A table has columns (along the top) and rows.
You create the tables you need. You define the table names.
You define what the column names are in each table.
You define what type of data the columns are...
Data Types:
There are a number of different data types available which represent the different types of data you find in real life. There are analogous types in all databases and programming languages. Each has variations, but they're all fundamentally the same. They are:
- Numerical Types. i.e. Numbers. There are fundamentally two types: integer and float. Integers are whole numbers (i.e. 1, 2, 100, 999999). Floats are numbers with decimal places (i.e. (1.1, 22.5, 3.1415927).
- String Types. i.e. Text. There are two types here: Fixed length, and variable length. 'char' is the only fixed length type in MySQL - from 1-255 characters. 'varchar' is a variable length field that can be 1-255 characters. There are several 'text' types of varying lengths in MySQL.
- Date and Time Types For storing dates & times.
- Binary Data This is arbitrary data, could be images, programs absolutely anything. MySQL has several 'blob' types. 'blob' stands for 'Binary Large OBject' - no really!
For a definitive list of data types, you should refer to the user manual for your database. Exact type definitions are database specific, and subject to change. |
You often need to specify the precision of the columns too. This is the number of digits / decimal places / characters etc. This is shown in brackets after the type, e.g. varchar(50) is a string of up to 50 characters.

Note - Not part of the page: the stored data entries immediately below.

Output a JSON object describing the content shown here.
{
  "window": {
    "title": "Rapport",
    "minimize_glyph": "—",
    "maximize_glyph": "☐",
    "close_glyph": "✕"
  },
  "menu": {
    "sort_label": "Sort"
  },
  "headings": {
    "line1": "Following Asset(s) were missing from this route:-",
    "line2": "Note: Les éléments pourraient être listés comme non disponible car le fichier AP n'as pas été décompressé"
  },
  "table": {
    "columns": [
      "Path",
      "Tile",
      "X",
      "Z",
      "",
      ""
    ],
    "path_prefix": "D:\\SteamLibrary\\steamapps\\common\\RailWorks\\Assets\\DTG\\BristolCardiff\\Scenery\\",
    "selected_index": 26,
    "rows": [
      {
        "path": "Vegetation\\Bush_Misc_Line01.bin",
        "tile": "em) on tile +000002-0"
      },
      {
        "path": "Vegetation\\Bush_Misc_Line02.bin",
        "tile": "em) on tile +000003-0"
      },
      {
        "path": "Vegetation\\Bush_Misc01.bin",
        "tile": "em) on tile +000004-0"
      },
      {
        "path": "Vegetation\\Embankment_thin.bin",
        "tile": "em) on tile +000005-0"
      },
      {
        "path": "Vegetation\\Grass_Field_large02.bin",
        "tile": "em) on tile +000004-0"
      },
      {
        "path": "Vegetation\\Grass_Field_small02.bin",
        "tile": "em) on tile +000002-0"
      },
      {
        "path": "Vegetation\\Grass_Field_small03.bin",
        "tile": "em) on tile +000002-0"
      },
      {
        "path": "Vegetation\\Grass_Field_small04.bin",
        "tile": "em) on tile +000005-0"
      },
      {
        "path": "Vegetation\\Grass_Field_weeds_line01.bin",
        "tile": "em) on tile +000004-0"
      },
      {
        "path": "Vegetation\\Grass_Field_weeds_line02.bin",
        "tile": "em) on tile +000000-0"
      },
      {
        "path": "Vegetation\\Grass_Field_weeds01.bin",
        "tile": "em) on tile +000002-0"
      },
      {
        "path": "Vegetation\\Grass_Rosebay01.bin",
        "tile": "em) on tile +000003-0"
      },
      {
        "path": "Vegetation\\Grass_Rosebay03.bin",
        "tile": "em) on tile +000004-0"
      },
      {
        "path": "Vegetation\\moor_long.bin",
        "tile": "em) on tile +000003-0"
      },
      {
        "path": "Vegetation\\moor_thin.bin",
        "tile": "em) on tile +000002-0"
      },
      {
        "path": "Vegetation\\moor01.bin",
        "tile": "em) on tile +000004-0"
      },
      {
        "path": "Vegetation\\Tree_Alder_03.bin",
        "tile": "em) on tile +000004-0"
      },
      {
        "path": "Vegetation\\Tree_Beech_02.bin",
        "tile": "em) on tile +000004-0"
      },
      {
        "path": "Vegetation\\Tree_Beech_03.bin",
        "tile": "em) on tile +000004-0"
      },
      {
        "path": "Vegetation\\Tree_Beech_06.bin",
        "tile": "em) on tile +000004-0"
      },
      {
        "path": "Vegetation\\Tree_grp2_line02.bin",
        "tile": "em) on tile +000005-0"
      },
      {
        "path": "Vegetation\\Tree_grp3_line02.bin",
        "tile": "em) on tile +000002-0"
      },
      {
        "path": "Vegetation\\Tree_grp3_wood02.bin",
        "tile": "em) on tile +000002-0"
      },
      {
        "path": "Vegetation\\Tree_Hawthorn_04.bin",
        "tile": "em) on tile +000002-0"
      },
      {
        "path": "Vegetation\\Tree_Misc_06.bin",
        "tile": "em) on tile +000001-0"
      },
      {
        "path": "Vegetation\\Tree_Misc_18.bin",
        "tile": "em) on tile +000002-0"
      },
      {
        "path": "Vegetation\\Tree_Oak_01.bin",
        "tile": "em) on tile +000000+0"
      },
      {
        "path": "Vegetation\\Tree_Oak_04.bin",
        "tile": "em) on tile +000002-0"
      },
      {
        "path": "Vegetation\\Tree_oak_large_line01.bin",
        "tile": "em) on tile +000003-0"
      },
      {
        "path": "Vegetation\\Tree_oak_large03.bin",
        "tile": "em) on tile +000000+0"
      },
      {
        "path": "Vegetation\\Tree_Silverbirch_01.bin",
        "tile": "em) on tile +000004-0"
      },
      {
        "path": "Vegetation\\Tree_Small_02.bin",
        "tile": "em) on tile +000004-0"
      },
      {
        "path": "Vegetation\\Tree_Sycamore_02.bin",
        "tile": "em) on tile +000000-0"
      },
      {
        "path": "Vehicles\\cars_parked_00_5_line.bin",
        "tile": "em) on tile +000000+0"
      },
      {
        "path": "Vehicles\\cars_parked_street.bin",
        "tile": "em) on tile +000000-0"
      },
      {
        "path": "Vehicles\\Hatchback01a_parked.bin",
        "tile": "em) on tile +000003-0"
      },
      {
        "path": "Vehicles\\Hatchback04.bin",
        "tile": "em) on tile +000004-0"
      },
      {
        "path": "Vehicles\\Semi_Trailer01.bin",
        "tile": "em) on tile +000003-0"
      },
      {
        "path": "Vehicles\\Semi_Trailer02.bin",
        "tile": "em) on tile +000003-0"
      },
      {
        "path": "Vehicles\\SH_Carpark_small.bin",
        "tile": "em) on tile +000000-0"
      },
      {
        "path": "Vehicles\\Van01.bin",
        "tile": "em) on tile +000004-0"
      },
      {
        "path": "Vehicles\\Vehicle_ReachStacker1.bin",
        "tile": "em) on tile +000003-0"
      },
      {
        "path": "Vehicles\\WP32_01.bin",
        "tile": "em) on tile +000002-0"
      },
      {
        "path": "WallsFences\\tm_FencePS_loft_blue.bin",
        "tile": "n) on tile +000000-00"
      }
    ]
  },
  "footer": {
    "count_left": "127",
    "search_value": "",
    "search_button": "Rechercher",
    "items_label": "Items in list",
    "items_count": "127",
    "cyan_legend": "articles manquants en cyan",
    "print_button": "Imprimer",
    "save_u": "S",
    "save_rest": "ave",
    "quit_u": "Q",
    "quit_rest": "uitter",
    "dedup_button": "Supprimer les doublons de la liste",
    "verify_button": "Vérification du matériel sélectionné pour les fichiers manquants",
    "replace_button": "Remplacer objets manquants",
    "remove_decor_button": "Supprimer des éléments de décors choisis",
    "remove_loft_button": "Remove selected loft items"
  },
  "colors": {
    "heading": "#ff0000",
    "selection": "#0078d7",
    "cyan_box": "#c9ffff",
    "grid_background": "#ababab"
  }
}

Example 'Orders' Database Table...
OrderID
(integer) (primary key) |
Date
(date) |
Product
(varchar(50)) |
Price
(float(8.2)) |
CustomerID
(integer) |
| 1 |
3-4-2001 |
BookA |
12.95 |
1 |
| 2 |
4-4-2001 |
BookB |
8.95 |
1 |
| 3 |
6-4-2001 |
BookA |
12.95 |
2 |
|
...there would be one row per sale. |
You define which column is the primary key. This is the column that is guaranteed different for all the rows in the table. In the example table above, it would be the 'order_id' column.
You or your programs populate the tables with rows of data.
Tables are related to each other by the columns they have in common. (Hence relational database!)
e.g. If you have a 'customers' and a 'sales' table, then you'd have a 'customer_id' column which is in both tables!
Example 'Customers' Database Table Structure...
| CustomerID |
Name |
Address |
Email |
| 1 |
Bob |
3 The Cottages... |
bob@warmmail.com |
| 2 |
Fred |
128 Long Ave... |
f22@mymail.com |
| 3 |
Bill |
2 Broad St... |
billyb@warmmail.com |
...there would be one row per customer. |
You can interact with the database in at least two different ways:
- You can type commands into a character-based user-interface program, and see a response. e.g. you'd type a '
create table...' command to create a table, and then see a '...table created ok!' response.
- You access the database from a program you've written. The language you use has to have special functions to:
- Connect to the database
- Submit a query
- Get the results back, line by line.
- Disconnect from the database
There are other methods for getting data in and out of databases including:
- Report Generators and 'Data Mining' software.
- Programs to load / save entire databases.
- Programs that automatically synchronize two or more databases.
Indexes
All Relational Databases use indexes. Similar to the index in a book, indexes provide a quick way to find the exact data item you want.
Imagine you have a database of 100,000 customers, and you want to find just one. If you just read the 'customers' table from start to finish until you find the one your searching for, you could end up having to read all 100,000 records. This would be very slow. Most relational databases use a b-tree index structure. This is a clever algorithm that guarantees that you can find a data item by reading at most 3 rows from the index. Databases commonly have millions of rows - so you can see the necessity for indexes!
Indexes are a large part of databases and their design. Defining a column as the primary key implicitly creates an index. If you have a primary key on a table - it has an index.
You can add a number of indexes (up to 32 in MySQL) to each table you have. You'd use the create index command - more later...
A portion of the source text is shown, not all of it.